How It Affected Company Growth
Putting the pieces together: what did the trend likely contribute to, what it didn’t fix, and what we can infer.
- Brand awareness & earned media: The viral sound increased Jet2’s exposure beyond paid channels. Articles in major media outlets (Forbes, Guardian, etc.) talking about the meme boosted reach. That’s value. The Guardian+3Forbes+3Forbes+3
- Potential to drive bookings / managing demand: Because the trend gained in summer 2025, when Jet2 was already seeing strong demand, it likely helped maintain or increase the momentum. But evidence suggests that bookings remained “late” and that winter demand visibility was weak. So while helpful, the trend was not a panacea. Jet2 plc+1
- Financial performance: Jet2 had record or near-record revenues and profits (despite inflation, costs). The marketing spend was up, but the returns seem to have been positive. However, margins under pressure from cost inflation remain a factor. Jet2+1
- Stock / investor response: The company’s shares fell ~15% in one instance after warning about winter capacity and uncertain consumer behaviour, despite the viral campaign. This shows that investors look beyond memes; they care about substantial, longer-term metrics. The Guardian
Where to Check / Back up Stats & Data
To verify or monitor similar trends and company performance, these are good sources:
- Annual Reports / Preliminary / Full Year Results of Jet2 plc. These provide revenue, passenger numbers, capacity, yield, cost breakdown, etc. Jet2 plc+2Jet2+2
- Regulatory filings / investor presentations by Jet2 (UK companies have to publish financials and these often contain forward-looking commentary).

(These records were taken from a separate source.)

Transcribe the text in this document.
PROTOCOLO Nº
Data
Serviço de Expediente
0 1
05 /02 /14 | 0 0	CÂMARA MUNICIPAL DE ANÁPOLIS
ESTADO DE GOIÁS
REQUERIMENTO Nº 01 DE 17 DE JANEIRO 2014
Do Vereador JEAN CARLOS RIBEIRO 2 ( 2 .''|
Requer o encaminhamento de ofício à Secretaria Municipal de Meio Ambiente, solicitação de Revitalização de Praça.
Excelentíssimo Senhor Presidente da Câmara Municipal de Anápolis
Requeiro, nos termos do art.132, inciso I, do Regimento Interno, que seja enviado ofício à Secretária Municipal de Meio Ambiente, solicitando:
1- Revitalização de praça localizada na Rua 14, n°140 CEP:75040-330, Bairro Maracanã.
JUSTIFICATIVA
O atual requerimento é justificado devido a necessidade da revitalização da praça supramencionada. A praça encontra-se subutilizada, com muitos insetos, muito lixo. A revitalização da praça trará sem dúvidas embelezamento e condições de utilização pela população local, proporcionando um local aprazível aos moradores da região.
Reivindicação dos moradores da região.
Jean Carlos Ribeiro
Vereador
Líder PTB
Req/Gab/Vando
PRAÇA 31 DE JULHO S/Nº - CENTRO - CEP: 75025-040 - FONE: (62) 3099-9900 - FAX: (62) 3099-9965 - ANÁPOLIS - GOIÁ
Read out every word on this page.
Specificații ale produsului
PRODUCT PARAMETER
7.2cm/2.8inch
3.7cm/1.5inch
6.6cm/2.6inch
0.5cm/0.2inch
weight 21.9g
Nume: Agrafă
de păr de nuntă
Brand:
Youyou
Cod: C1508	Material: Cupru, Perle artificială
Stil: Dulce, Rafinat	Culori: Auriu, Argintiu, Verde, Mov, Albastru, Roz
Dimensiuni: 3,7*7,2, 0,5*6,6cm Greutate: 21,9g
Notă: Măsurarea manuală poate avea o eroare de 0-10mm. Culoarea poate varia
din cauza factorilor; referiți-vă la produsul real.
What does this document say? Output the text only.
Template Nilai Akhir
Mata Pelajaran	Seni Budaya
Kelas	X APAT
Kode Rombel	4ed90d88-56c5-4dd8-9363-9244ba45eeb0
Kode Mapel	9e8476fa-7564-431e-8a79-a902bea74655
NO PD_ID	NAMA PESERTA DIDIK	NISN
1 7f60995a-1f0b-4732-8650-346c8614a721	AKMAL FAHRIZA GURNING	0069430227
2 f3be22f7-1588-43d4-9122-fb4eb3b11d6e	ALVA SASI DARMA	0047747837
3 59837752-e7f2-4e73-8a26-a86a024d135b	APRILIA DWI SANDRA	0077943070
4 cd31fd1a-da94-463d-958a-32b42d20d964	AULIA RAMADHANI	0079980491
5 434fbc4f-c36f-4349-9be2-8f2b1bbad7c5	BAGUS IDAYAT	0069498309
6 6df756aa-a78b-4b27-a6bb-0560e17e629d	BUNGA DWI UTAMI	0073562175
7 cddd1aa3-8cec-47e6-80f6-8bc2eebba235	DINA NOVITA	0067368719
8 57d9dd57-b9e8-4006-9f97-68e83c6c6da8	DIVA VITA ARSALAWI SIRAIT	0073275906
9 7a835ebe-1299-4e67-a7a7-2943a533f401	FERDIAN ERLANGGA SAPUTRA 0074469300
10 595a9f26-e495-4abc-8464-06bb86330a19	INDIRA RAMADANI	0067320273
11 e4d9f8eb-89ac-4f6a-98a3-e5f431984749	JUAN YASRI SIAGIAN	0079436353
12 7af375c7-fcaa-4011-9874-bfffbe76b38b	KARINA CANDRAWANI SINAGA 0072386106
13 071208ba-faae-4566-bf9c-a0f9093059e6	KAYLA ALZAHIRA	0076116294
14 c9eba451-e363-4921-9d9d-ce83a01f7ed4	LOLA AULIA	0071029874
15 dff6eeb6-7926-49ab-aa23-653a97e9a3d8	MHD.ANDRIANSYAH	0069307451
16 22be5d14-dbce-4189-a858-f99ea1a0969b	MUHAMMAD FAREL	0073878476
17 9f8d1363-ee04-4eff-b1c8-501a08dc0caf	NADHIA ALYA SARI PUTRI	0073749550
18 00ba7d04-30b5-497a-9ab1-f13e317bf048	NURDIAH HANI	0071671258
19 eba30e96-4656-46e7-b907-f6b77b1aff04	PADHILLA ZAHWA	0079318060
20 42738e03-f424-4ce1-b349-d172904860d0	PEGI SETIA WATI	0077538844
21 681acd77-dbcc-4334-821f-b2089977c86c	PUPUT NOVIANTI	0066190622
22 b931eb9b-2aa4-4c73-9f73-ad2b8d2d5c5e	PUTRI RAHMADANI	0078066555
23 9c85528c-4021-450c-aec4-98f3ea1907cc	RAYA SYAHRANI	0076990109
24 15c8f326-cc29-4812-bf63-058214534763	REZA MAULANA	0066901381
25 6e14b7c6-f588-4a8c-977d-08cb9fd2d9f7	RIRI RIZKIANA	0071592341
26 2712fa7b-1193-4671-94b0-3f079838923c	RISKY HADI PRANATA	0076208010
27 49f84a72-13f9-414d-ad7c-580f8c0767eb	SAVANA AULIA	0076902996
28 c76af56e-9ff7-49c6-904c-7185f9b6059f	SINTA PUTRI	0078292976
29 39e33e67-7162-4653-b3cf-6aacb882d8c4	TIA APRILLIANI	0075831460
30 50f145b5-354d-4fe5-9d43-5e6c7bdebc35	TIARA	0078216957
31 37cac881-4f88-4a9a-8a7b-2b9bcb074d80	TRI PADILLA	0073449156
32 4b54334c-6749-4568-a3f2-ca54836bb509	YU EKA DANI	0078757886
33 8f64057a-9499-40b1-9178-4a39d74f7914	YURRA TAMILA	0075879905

- Media coverage & news outlets: Forbes, Business Insider, The Guardian. They report on trends, stats, sometimes quoting company numbers or external metrics. Forbes+2Business Insider+2
- Social media analytic tools (e.g. TikTok analytics, Google Trends) to see how many videos, impressions, search interest over time. Some reports quote things like “over 1.5 million user videos”, etc. People.com+1
- Company press releases / marketing communication: when Jet2 acknowledges the trend, e.g. launching #Jet2Challenge, incentives, etc. Forbes+1
What Jet2 Could (or Should) Have Done Even Better / Mitigation Strategies
- Pre-planning for virality
Have prepared crisis / brand perception plans in place in case user-generated content skews negative. Monitor sentiment carefully. - Align messaging with operations
If holidays fail, delays occur, etc., having good customer service responses, transparency, showing how the brand improves / solves issues helps maintain trust. - Use the trend to drive direct calls to action
Eg: special offers, discount codes, booking windows tied to the viral content. Ensuring that awareness translates to conversion (sales). - Segmenting the campaign
Use geolocation, demographics, format (TikTok, Instagram Reels, short video vs UGC) to target groups more likely to convert. - Measure lift attributable to the trend
Use tracking (promo codes, referral links) or incremental lift studies to see how many bookings derive from people exposed to the viral content. - Balance tone
Embrace humor without letting negative or ironic content overshadow the promise of quality. Possibly create content that shows both “what the holiday’s like (real)” vs “what you hope it is,” using the meme contrast but finishing with assurances. - Protect brand in controversial contexts
Be ready to respond if the audio is mis-used (e.g. political contexts) so the brand isn’t associated incorrectly. Jet2 had to contend with a version where the White House used their sound inappropriately. Indiatimes
Summary & Lessons
- Social media virality can unexpectedly amplify brand reach and awareness. When it happens to a brand, embracing (in a controlled way) is often better than resisting.
- But virality doesn’t always equal profit: you need to convert attention into sales, ensure operations meet customer expectations, protect brand reputation.
- Trends often bring exposure costs low or even negative, but they also come with risks of tone drift or negative association.